Prospect research is the absolute key when you're investigating potential sources of foundation funding. And there is no finer tool for truly observing the workings of a private foundation -- and whether or not their mission provides a match with your organization -- than with a thorough investigation of a foundation's federal 990-PF form (downloadable at a number of sites for free, including Guidestar and Nozasearch).
For a clearer picture, download the past three years of the foundation's 990.
What, exactly, should you be looking for? Let’s take a walk through a typical grantmaking foundation’s 990-FP:
1. Do take a look at the foundation’s Fiscal Year. Why? Well, if they happen to be closing in on the end of their fiscal year, they may have already spent the required 5 percent payout. On the other hand, if they’re fairly new to grantmaking, the foundation may have yet to hone their grantmaking policies – and you may get lucky if they’re looking to send some last minute grant checks out the door.

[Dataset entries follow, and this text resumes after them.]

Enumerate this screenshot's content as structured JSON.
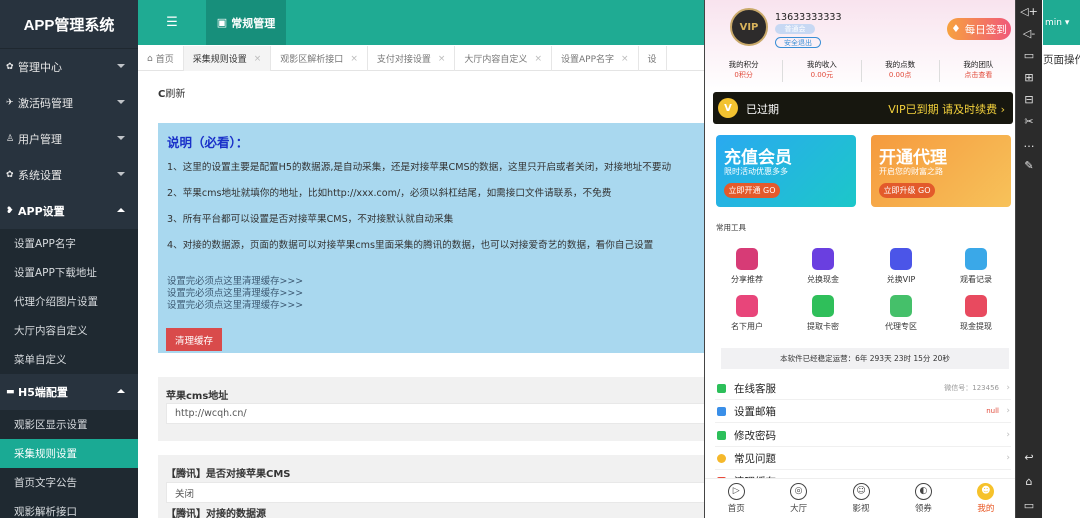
{
  "app_title": "APP管理系统",
  "header": {
    "toggle_icon": "☰",
    "active_tab": "常规管理"
  },
  "sidebar": {
    "menus": [
      {
        "label": "管理中心",
        "icon": "gear-icon"
      },
      {
        "label": "激活码管理",
        "icon": "plane-icon"
      },
      {
        "label": "用户管理",
        "icon": "user-icon"
      },
      {
        "label": "系统设置",
        "icon": "gear-icon"
      }
    ],
    "app_group": {
      "label": "APP设置",
      "items": [
        "设置APP名字",
        "设置APP下载地址",
        "代理介绍图片设置",
        "大厅内容自定义",
        "菜单自定义"
      ]
    },
    "h5_group": {
      "label": "H5端配置",
      "items": [
        "观影区显示设置",
        "采集规则设置",
        "首页文字公告",
        "观影解析接口"
      ]
    }
  },
  "tabs": [
    "首页",
    "采集规则设置",
    "观影区解析接口",
    "支付对接设置",
    "大厅内容自定义",
    "设置APP名字",
    "设"
  ],
  "content": {
    "refresh_label": "刷新",
    "notice_title": "说明（必看）：",
    "notice_lines": [
      "1、这里的设置主要是配置H5的数据源,是自动采集，还是对接苹果CMS的数据，这里只开启或者关闭，对接地址不要动",
      "2、苹果cms地址就填你的地址，比如http://xxx.com/，必须以斜杠结尾，如需接口文件请联系，不免费",
      "3、所有平台都可以设置是否对接苹果CMS，不对接默认就自动采集",
      "4、对接的数据源，页面的数据可以对接苹果cms里面采集的腾讯的数据，也可以对接爱奇艺的数据，看你自己设置"
    ],
    "cache_lines": [
      "设置完必须点这里清理缓存>>>",
      "设置完必须点这里清理缓存>>>",
      "设置完必须点这里清理缓存>>>"
    ],
    "clear_cache_button": "清理缓存",
    "cms_label": "苹果cms地址",
    "cms_value": "http://wcqh.cn/",
    "tencent_label": "【腾讯】是否对接苹果CMS",
    "tencent_value": "关闭",
    "tencent_src_label": "【腾讯】对接的数据源"
  },
  "phone": {
    "phone_number": "13633333333",
    "badge": "普通会",
    "logout": "安全退出",
    "avatar": "VIP",
    "checkin": "每日签到",
    "stats": [
      {
        "k": "我的积分",
        "v": "0积分"
      },
      {
        "k": "我的收入",
        "v": "0.00元"
      },
      {
        "k": "我的点数",
        "v": "0.00点"
      },
      {
        "k": "我的团队",
        "v": "点击查看"
      }
    ],
    "vip_left": "已过期",
    "vip_right": "VIP已到期 请及时续费",
    "banner1": {
      "title": "充值会员",
      "sub": "限时活动优惠多多",
      "btn": "立即开通 GO"
    },
    "banner2": {
      "title": "开通代理",
      "sub": "开启您的财富之路",
      "btn": "立即升级 GO"
    },
    "tools_title": "常用工具",
    "tools": [
      {
        "label": "分享推荐",
        "color": "#d73b76"
      },
      {
        "label": "兑换现金",
        "color": "#6a3fe0"
      },
      {
        "label": "兑换VIP",
        "color": "#4b55e8"
      },
      {
        "label": "观看记录",
        "color": "#3aa8e8"
      },
      {
        "label": "名下用户",
        "color": "#e8457a"
      },
      {
        "label": "提取卡密",
        "color": "#2fbf5a"
      },
      {
        "label": "代理专区",
        "color": "#45c06a"
      },
      {
        "label": "现金提现",
        "color": "#e84a5f"
      }
    ],
    "uptime": "本软件已经稳定运营：6年 293天 23时 15分 20秒",
    "list": [
      {
        "label": "在线客服",
        "right": "微信号：123456",
        "color": "#2cbf5a"
      },
      {
        "label": "设置邮箱",
        "right": "null",
        "color": "#3a8fe8"
      },
      {
        "label": "修改密码",
        "right": "",
        "color": "#2cbf5a"
      },
      {
        "label": "常见问题",
        "right": "",
        "color": "#f5b82b"
      },
      {
        "label": "清理缓存",
        "right": "",
        "color": "#e84a3a"
      }
    ],
    "tabbar": [
      "首页",
      "大厅",
      "影视",
      "领券",
      "我的"
    ]
  },
  "right_panel": {
    "top_text": "min ▾",
    "bottom_text": "页面操作"
  }
}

2. Assets: Note, of course, the total fair market value of all assets recorded on line 16 for the last year reported. Now take a look back - has the XYZ Foundation's assets declined or grown over the past few years? Are they a fairly new operating foundation?
3. Part I, Analysis of Revenue and Expenses summarizes other sections of the report. Pay particular attention to line 1. If major contributions have been made during the year in question a founder or trustee may have recently passed – and an increase in giving could be in the future.

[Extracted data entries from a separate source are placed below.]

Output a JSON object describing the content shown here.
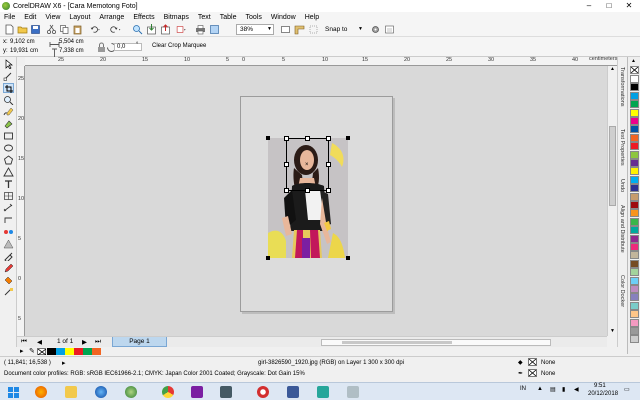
{
  "window": {
    "title": "CorelDRAW X6 - [Cara Memotong Foto]",
    "minimize": "–",
    "maximize": "□",
    "close": "✕"
  },
  "menu": [
    "File",
    "Edit",
    "View",
    "Layout",
    "Arrange",
    "Effects",
    "Bitmaps",
    "Text",
    "Table",
    "Tools",
    "Window",
    "Help"
  ],
  "toolbar": {
    "zoom": "38%",
    "snap_to": "Snap to"
  },
  "property_bar": {
    "x_label": "x:",
    "x_value": "9,102 cm",
    "y_label": "y:",
    "y_value": "19,931 cm",
    "w_value": "5,504 cm",
    "h_value": "7,338 cm",
    "angle_value": "0,0",
    "angle_unit": "°",
    "clear_crop": "Clear Crop Marquee"
  },
  "rulers": {
    "top_labels": [
      "25",
      "20",
      "15",
      "10",
      "5",
      "0",
      "5",
      "10",
      "15",
      "20",
      "25",
      "30",
      "35",
      "40"
    ],
    "unit": "centimeters",
    "left_labels": [
      "25",
      "20",
      "15",
      "10",
      "5",
      "0",
      "5"
    ]
  },
  "dockers": [
    "Transformations",
    "Text Properties",
    "Undo",
    "Align and Distribute",
    "Color Docker"
  ],
  "palette": {
    "colors": [
      "#ffffff",
      "#000000",
      "#00a0e3",
      "#00a651",
      "#ffff00",
      "#ec008c",
      "#0054a6",
      "#f26522",
      "#ed1c24",
      "#8dc63f",
      "#662d91",
      "#fff200",
      "#00aeef",
      "#2e3192",
      "#c69c6d",
      "#9e0b0f",
      "#f7941d",
      "#39b54a",
      "#00a99d",
      "#92278f",
      "#ee2a7b",
      "#c2b59b",
      "#754c24",
      "#a3d39c",
      "#6dcff6",
      "#bd8cbf",
      "#8781bd",
      "#7accc8",
      "#fdc689",
      "#f49ac1",
      "#999999",
      "#cccccc"
    ]
  },
  "page_nav": {
    "counter": "1 of 1",
    "page_tab": "Page 1"
  },
  "doc_palette": [
    "#000000",
    "#00a0e3",
    "#ffff00",
    "#ed1c24",
    "#00a651",
    "#f26522"
  ],
  "status": {
    "coords": "( 11,841; 16,538 )",
    "object_info": "girl-3826590_1920.jpg (RGB) on Layer 1 300 x 300 dpi",
    "profiles": "Document color profiles: RGB: sRGB IEC61966-2.1; CMYK: Japan Color 2001 Coated; Grayscale: Dot Gain 15%",
    "fill": "None",
    "outline": "None"
  },
  "taskbar": {
    "lang": "IN",
    "time": "9:51",
    "date": "20/12/2018"
  },
  "crop_center_glyph": "×"
}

4. Part VIII – Take note – here’s one of your most important resources. Information about officers, directors, trustees, foundation managers, highly paid employees and contractors: You will certainly want to note the names of the trustees. Could members of your board possibly know any of the trustees of XYZ Foundation? Does the XYZ Foundation have staff members or is it entirely family-run? Are the trustees paid?
5. Part IX-A - Summary of Direct Charitable Activities: Here's where you find out the exact dollar amount given in grants. If the foundation you’re researching tends to give many grants in the $2,500 to $10,000 range (as opposed to a few grants in the $25,000-$100,000 range) and you are a first time applicant, you’ll want to frame your first ask accordingly.
6. Part XV: This section will tell you how grant applications should be prepared, if there are any deadlines, etc. along with a listing of grantees. Although it's still a good idea to phone and get grant application guidelines directly from the foundation in question (or their website), this section will get you started (and don't write a foundation off if they specifically note that they only grant to pre-selected organizations - I've had success with smaller grants of $250-500 with these foundations when there was an otherwise good match in giving!) Are there organizations similar to yours on that listing of grants given in 2003? What is the dollar range in their grantmaking and where would your organization fall? Income from investments: Why would this be of interest to a potential grant-seeker? Taking a look at the XYZ Foundation's investments can give you a generalized idea of their overall philosophy. Are their investments centered in "grandfather" stocks? Their philosophy may be rather traditional and conservative. Do they invest in eBay and Amazon? Perhaps they're more open to creative approaches to problem solving and would welcome a more inventive grant application.
Have your basic funding research form ready and do a little detective work to really "get to know" the foundation you're seeking funding from. You’ll dramatically increase your chances of successful funding!